Howard County Public Schools in Maryland, one of the highest-achieving districts in the nation, still reports class rank (based on a weighted GPA). But this school year, the district's grading and reporting policies are up for review, says Gina Massella, Howard County's high school director. "There are a lot of questions and discussions around this," she notes.
The district "has done a tremendous job of opening up courses" so students can "stretch themselves and be challenged," she explains. As a result, rigorous AP, honors, and gifted courses have high participation rates. "We have a lot of kids with very healthy GPAs, but if you looked at their class rank, they may not be in the top 5 percent."
"So I'm not sure class rank tells the whole story of a student," says Massella.

Beyond Rank and File

Eliminating rank has "already changed the conversation" in Millard Public Schools, observes Phipps.

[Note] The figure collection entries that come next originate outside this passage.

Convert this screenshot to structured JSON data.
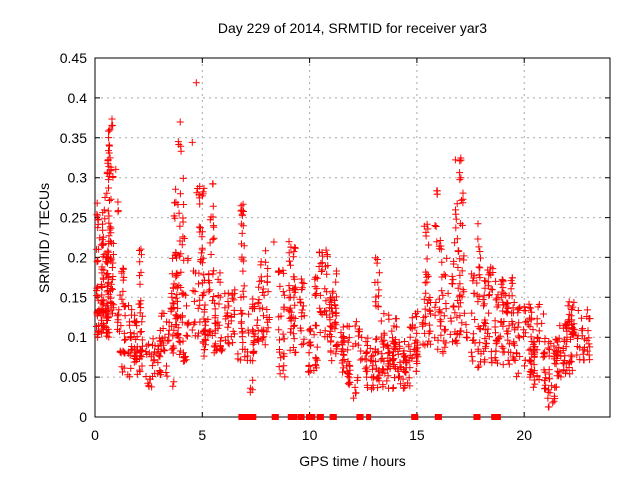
{
  "chart": {
    "title": "Day 229 of 2014, SRMTID for receiver yar3",
    "xlabel": "GPS time / hours",
    "ylabel": "SRMTID / TECUs"
  },
  "chart_data": {
    "type": "scatter",
    "title": "Day 229 of 2014, SRMTID for receiver yar3",
    "xlabel": "GPS time / hours",
    "ylabel": "SRMTID / TECUs",
    "xlim": [
      0,
      24
    ],
    "ylim": [
      0,
      0.45
    ],
    "xticks": [
      0,
      5,
      10,
      15,
      20
    ],
    "yticks": [
      0,
      0.05,
      0.1,
      0.15,
      0.2,
      0.25,
      0.3,
      0.35,
      0.4,
      0.45
    ],
    "grid": true,
    "grid_style": "dashed",
    "grid_color": "#a9a9a9",
    "marker": "+",
    "marker_color": "#ff0000",
    "frame_color": "#000000",
    "max_point": [
      4.7,
      0.417
    ],
    "data_extent_hours": [
      0,
      23.1
    ],
    "point_clusters": [
      [
        0.02,
        0.9,
        0.13,
        0.22,
        90
      ],
      [
        0.02,
        0.7,
        0.1,
        0.135,
        40
      ],
      [
        0.05,
        0.8,
        0.22,
        0.28,
        28
      ],
      [
        0.5,
        0.8,
        0.28,
        0.325,
        12
      ],
      [
        0.55,
        0.75,
        0.33,
        0.362,
        8
      ],
      [
        0.75,
        0.85,
        0.365,
        0.385,
        3
      ],
      [
        0.6,
        1.2,
        0.298,
        0.315,
        6
      ],
      [
        1.0,
        1.15,
        0.25,
        0.27,
        3
      ],
      [
        1.0,
        2.3,
        0.08,
        0.14,
        60
      ],
      [
        1.2,
        2.3,
        0.05,
        0.085,
        25
      ],
      [
        2.0,
        2.2,
        0.14,
        0.218,
        10
      ],
      [
        1.1,
        1.45,
        0.14,
        0.19,
        10
      ],
      [
        2.3,
        3.4,
        0.05,
        0.1,
        40
      ],
      [
        2.4,
        2.7,
        0.035,
        0.05,
        6
      ],
      [
        3.0,
        3.5,
        0.09,
        0.13,
        15
      ],
      [
        3.6,
        3.7,
        0.037,
        0.045,
        2
      ],
      [
        3.5,
        4.4,
        0.1,
        0.2,
        60
      ],
      [
        3.6,
        4.25,
        0.2,
        0.3,
        25
      ],
      [
        3.85,
        4.05,
        0.332,
        0.372,
        5
      ],
      [
        4.5,
        4.6,
        0.34,
        0.346,
        1
      ],
      [
        4.68,
        4.73,
        0.415,
        0.419,
        1
      ],
      [
        3.5,
        4.3,
        0.07,
        0.1,
        20
      ],
      [
        4.5,
        5.9,
        0.1,
        0.185,
        70
      ],
      [
        4.7,
        5.2,
        0.255,
        0.3,
        10
      ],
      [
        4.8,
        5.1,
        0.19,
        0.255,
        12
      ],
      [
        5.3,
        5.6,
        0.2,
        0.295,
        12
      ],
      [
        5.5,
        6.0,
        0.08,
        0.1,
        15
      ],
      [
        5.0,
        5.2,
        0.075,
        0.1,
        8
      ],
      [
        6.0,
        6.6,
        0.09,
        0.16,
        30
      ],
      [
        6.75,
        7.0,
        0.1,
        0.272,
        30
      ],
      [
        6.6,
        7.5,
        0.07,
        0.1,
        20
      ],
      [
        7.0,
        7.5,
        0.1,
        0.155,
        15
      ],
      [
        7.2,
        7.4,
        0.03,
        0.055,
        4
      ],
      [
        7.5,
        8.2,
        0.09,
        0.17,
        35
      ],
      [
        7.6,
        8.1,
        0.17,
        0.21,
        8
      ],
      [
        8.3,
        8.4,
        0.215,
        0.22,
        1
      ],
      [
        8.5,
        8.9,
        0.05,
        0.19,
        30
      ],
      [
        9.0,
        9.4,
        0.12,
        0.22,
        35
      ],
      [
        9.0,
        9.4,
        0.08,
        0.12,
        10
      ],
      [
        9.5,
        9.8,
        0.09,
        0.175,
        18
      ],
      [
        9.9,
        10.4,
        0.055,
        0.12,
        25
      ],
      [
        10.2,
        10.4,
        0.15,
        0.185,
        8
      ],
      [
        10.4,
        10.9,
        0.1,
        0.21,
        30
      ],
      [
        10.9,
        11.3,
        0.095,
        0.15,
        30
      ],
      [
        11.0,
        11.3,
        0.15,
        0.185,
        6
      ],
      [
        10.9,
        11.4,
        0.065,
        0.095,
        10
      ],
      [
        11.4,
        12.5,
        0.055,
        0.12,
        45
      ],
      [
        11.7,
        12.3,
        0.04,
        0.055,
        10
      ],
      [
        12.0,
        12.2,
        0.02,
        0.04,
        4
      ],
      [
        12.5,
        15.1,
        0.055,
        0.1,
        130
      ],
      [
        12.6,
        15.0,
        0.035,
        0.055,
        35
      ],
      [
        13.0,
        13.3,
        0.13,
        0.2,
        14
      ],
      [
        13.3,
        14.2,
        0.1,
        0.13,
        12
      ],
      [
        14.6,
        15.1,
        0.1,
        0.135,
        10
      ],
      [
        15.2,
        15.7,
        0.09,
        0.155,
        25
      ],
      [
        15.3,
        15.6,
        0.155,
        0.245,
        14
      ],
      [
        15.85,
        16.05,
        0.278,
        0.29,
        4
      ],
      [
        15.8,
        16.2,
        0.21,
        0.245,
        8
      ],
      [
        15.7,
        16.4,
        0.08,
        0.15,
        25
      ],
      [
        16.1,
        16.5,
        0.15,
        0.2,
        8
      ],
      [
        16.7,
        17.1,
        0.3,
        0.33,
        5
      ],
      [
        16.7,
        17.2,
        0.22,
        0.3,
        14
      ],
      [
        16.6,
        17.3,
        0.13,
        0.22,
        30
      ],
      [
        16.5,
        17.4,
        0.09,
        0.13,
        20
      ],
      [
        17.8,
        18.0,
        0.185,
        0.255,
        7
      ],
      [
        17.5,
        18.5,
        0.1,
        0.185,
        40
      ],
      [
        17.5,
        18.6,
        0.06,
        0.1,
        25
      ],
      [
        18.3,
        18.6,
        0.15,
        0.19,
        8
      ],
      [
        18.6,
        19.6,
        0.1,
        0.18,
        55
      ],
      [
        18.6,
        19.7,
        0.065,
        0.1,
        30
      ],
      [
        19.6,
        20.4,
        0.05,
        0.145,
        35
      ],
      [
        20.3,
        21.6,
        0.035,
        0.1,
        70
      ],
      [
        20.0,
        21.0,
        0.1,
        0.15,
        14
      ],
      [
        21.0,
        21.5,
        0.012,
        0.035,
        10
      ],
      [
        21.5,
        22.3,
        0.05,
        0.12,
        45
      ],
      [
        21.9,
        22.4,
        0.1,
        0.145,
        25
      ],
      [
        22.4,
        23.1,
        0.07,
        0.135,
        30
      ]
    ],
    "zero_line_marks_hours": [
      6.8,
      6.9,
      7.05,
      7.12,
      7.3,
      7.4,
      8.35,
      8.45,
      9.1,
      9.2,
      9.3,
      9.55,
      9.65,
      9.95,
      10.05,
      10.15,
      10.45,
      10.55,
      11.05,
      11.15,
      12.3,
      12.4,
      12.75,
      14.85,
      14.95,
      15.95,
      16.05,
      17.75,
      17.85,
      18.58,
      18.66,
      18.74,
      18.8
    ]
  }
}
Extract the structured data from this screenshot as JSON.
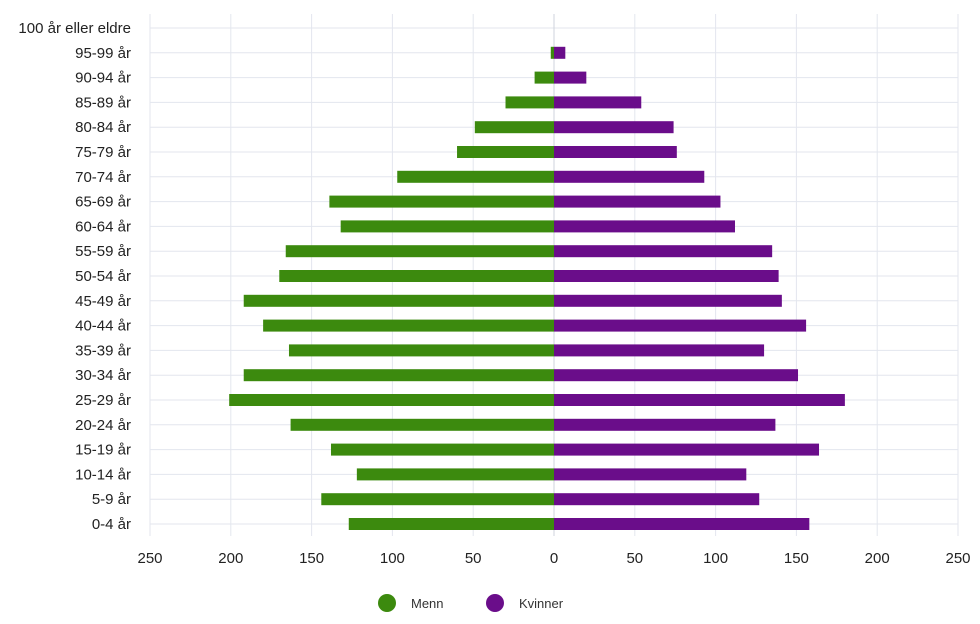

Counselors and administrators are noticing that incoming freshmen are aligning course selection with their passions and talents. "That's the goal," she says, "for students to challenge themselves and take the most appropriate and rigorous course load they can because that's what they're interested in and that's what's best for them educationally. Not because they are trying to play a game and win class rank."
Neighboring school districts that still assign rank are "curious to see how this goes, as our students matriculate through high school," concludes Phipps. "They're watching."

Sarah McKibben is the editor in chief of Educational Leadership magazine.